Por Gabriela Leite, no Outra Saúde (via e-mail)
Usuários relatam dificuldades em utilizar os serviços do convênio de saúde, desde que a operadora vendeu 337 mil de seus planos individuais a outras empresas. Enquanto isso, Congresso discute a desregulamentação do setor…

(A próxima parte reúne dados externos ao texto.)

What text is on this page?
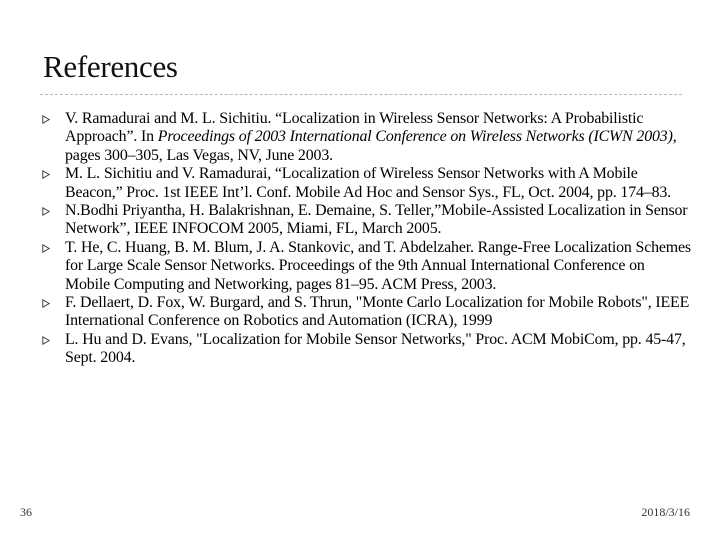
References
V. Ramadurai and M. L. Sichitiu. “Localization in Wireless Sensor Networks: A Probabilistic Approach”. In Proceedings of 2003 International Conference on Wireless Networks (ICWN 2003), pages 300–305, Las Vegas, NV, June 2003.
M. L. Sichitiu and V. Ramadurai, “Localization of Wireless Sensor Networks with A Mobile Beacon,” Proc. 1st IEEE Int’l. Conf. Mobile Ad Hoc and Sensor Sys., FL, Oct. 2004, pp. 174–83.
N.Bodhi Priyantha, H. Balakrishnan, E. Demaine, S. Teller,”Mobile-Assisted Localization in Sensor Network”, IEEE INFOCOM 2005, Miami, FL, March 2005.
T. He, C. Huang, B. M. Blum, J. A. Stankovic, and T. Abdelzaher. Range-Free Localization Schemes for Large Scale Sensor Networks. Proceedings of the 9th Annual International Conference on Mobile Computing and Networking, pages 81–95. ACM Press, 2003.
F. Dellaert, D. Fox, W. Burgard, and S. Thrun, "Monte Carlo Localization for Mobile Robots", IEEE International Conference on Robotics and Automation (ICRA), 1999
L. Hu and D. Evans, "Localization for Mobile Sensor Networks," Proc. ACM MobiCom, pp. 45-47, Sept. 2004.
36	2018/3/16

Já era de se esperar, mas vieram rápido demais as reclamações de usuários da Amil sobre a degradação acelerada dos serviços. Eles relatam dificuldades em agendar exames, descredenciamento de hospitais sem aviso prévio e falta de orientação da empresa. As reclamações à ANS (Agência Nacional de Saúde Suplementar) multiplicam-se. Tudo começou em dezembro do ano passado, quando a Amil simplesmente “vendeu” 337 mil clientes de São Paulo, Rio de Janeiro e Paraná às empresas APS (Assistência Personalizada à Saúde) e Fiord Capital, em dezembro de 2021.

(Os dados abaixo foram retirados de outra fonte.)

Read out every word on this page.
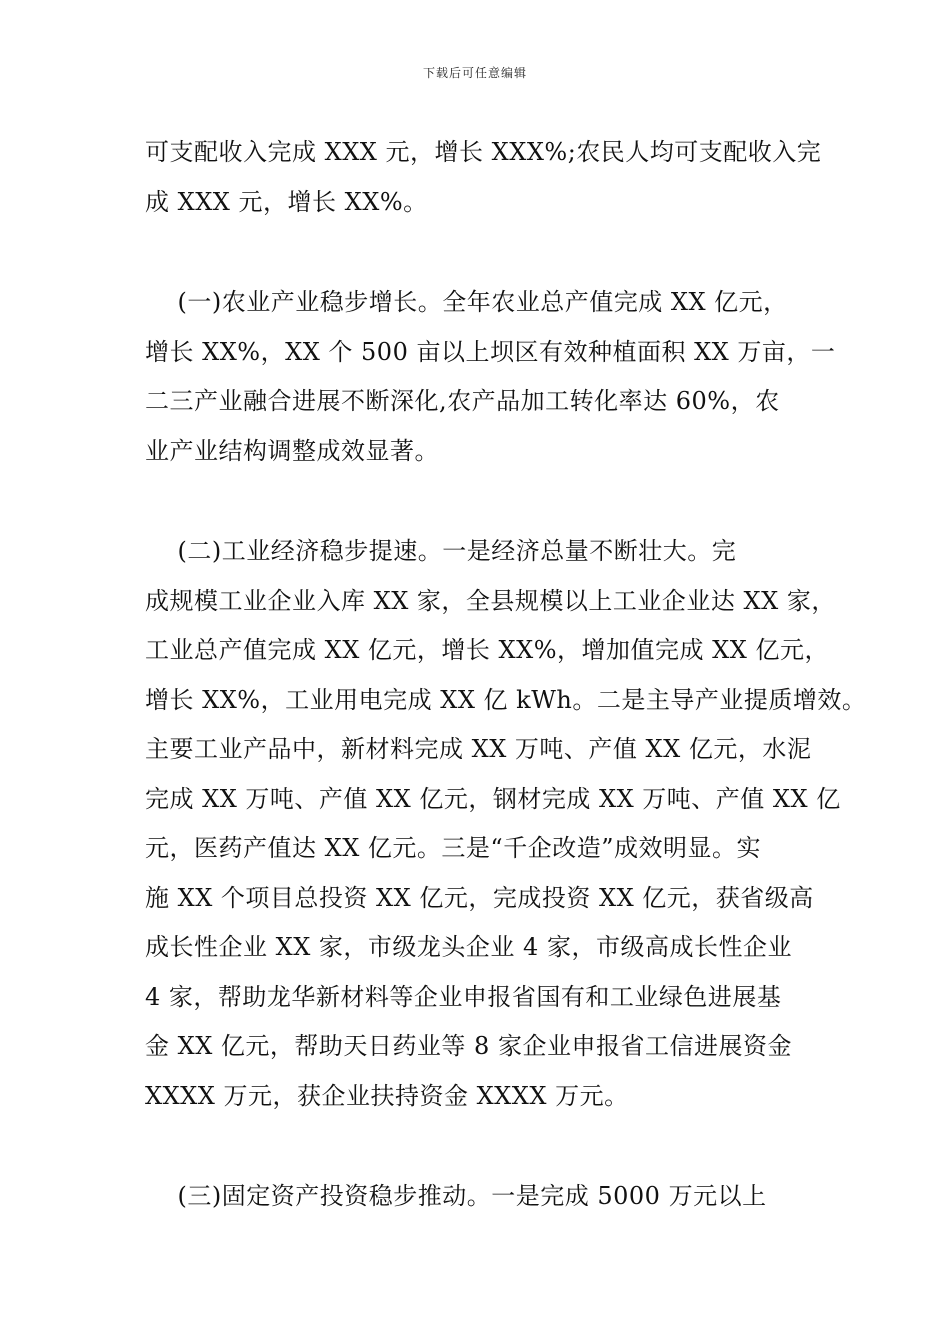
下载后可任意编辑
可支配收入完成 XXX 元，增长 XXX%;农民人均可支配收入完
成 XXX 元，增长 XX%。
(一)农业产业稳步增长。全年农业总产值完成 XX 亿元，
增长 XX%，XX 个 500 亩以上坝区有效种植面积 XX 万亩，一
二三产业融合进展不断深化,农产品加工转化率达 60%，农
业产业结构调整成效显著。
(二)工业经济稳步提速。一是经济总量不断壮大。完
成规模工业企业入库 XX 家，全县规模以上工业企业达 XX 家，
工业总产值完成 XX 亿元，增长 XX%，增加值完成 XX 亿元，
增长 XX%，工业用电完成 XX 亿 kWh。二是主导产业提质增效。
主要工业产品中，新材料完成 XX 万吨、产值 XX 亿元，水泥
完成 XX 万吨、产值 XX 亿元，钢材完成 XX 万吨、产值 XX 亿
元，医药产值达 XX 亿元。三是“千企改造”成效明显。实
施 XX 个项目总投资 XX 亿元，完成投资 XX 亿元，获省级高
成长性企业 XX 家，市级龙头企业 4 家，市级高成长性企业
4 家，帮助龙华新材料等企业申报省国有和工业绿色进展基
金 XX 亿元，帮助天日药业等 8 家企业申报省工信进展资金
XXXX 万元，获企业扶持资金 XXXX 万元。
(三)固定资产投资稳步推动。一是完成 5000 万元以上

A operação é curiosa. A gigante norte-americana do ramo da Saúde UnitedHealth, dona da Amil, repassou às minúsculas APS e Fiord Capital, por R$ 3 bilhões, os planos de saúde dos usuários que supostamente geravam prejuízo à empresa. A estranheza amplia-se à medida em que se conhecem os detalhes. A Fiord Capital foi aberta um mês antes da operação, é especializada em “reestruturação financeira” e funciona em uma casa modesta num bairro da zona leste de São Paulo. A APS, diferente da Fiord, é da área da Saúde e também pertence à UnitedHealth. Até receber os usuários da Amil, tinha apenas pouco mais de 11 mil contas. Ao fazer a transação – que ainda precisa ser autorizada pela agência reguladora –, a Amil não poderia, segundo as normas, fazer alteração na rede credenciada nem mudar os valores dos planos. Não é o que vem acontecendo…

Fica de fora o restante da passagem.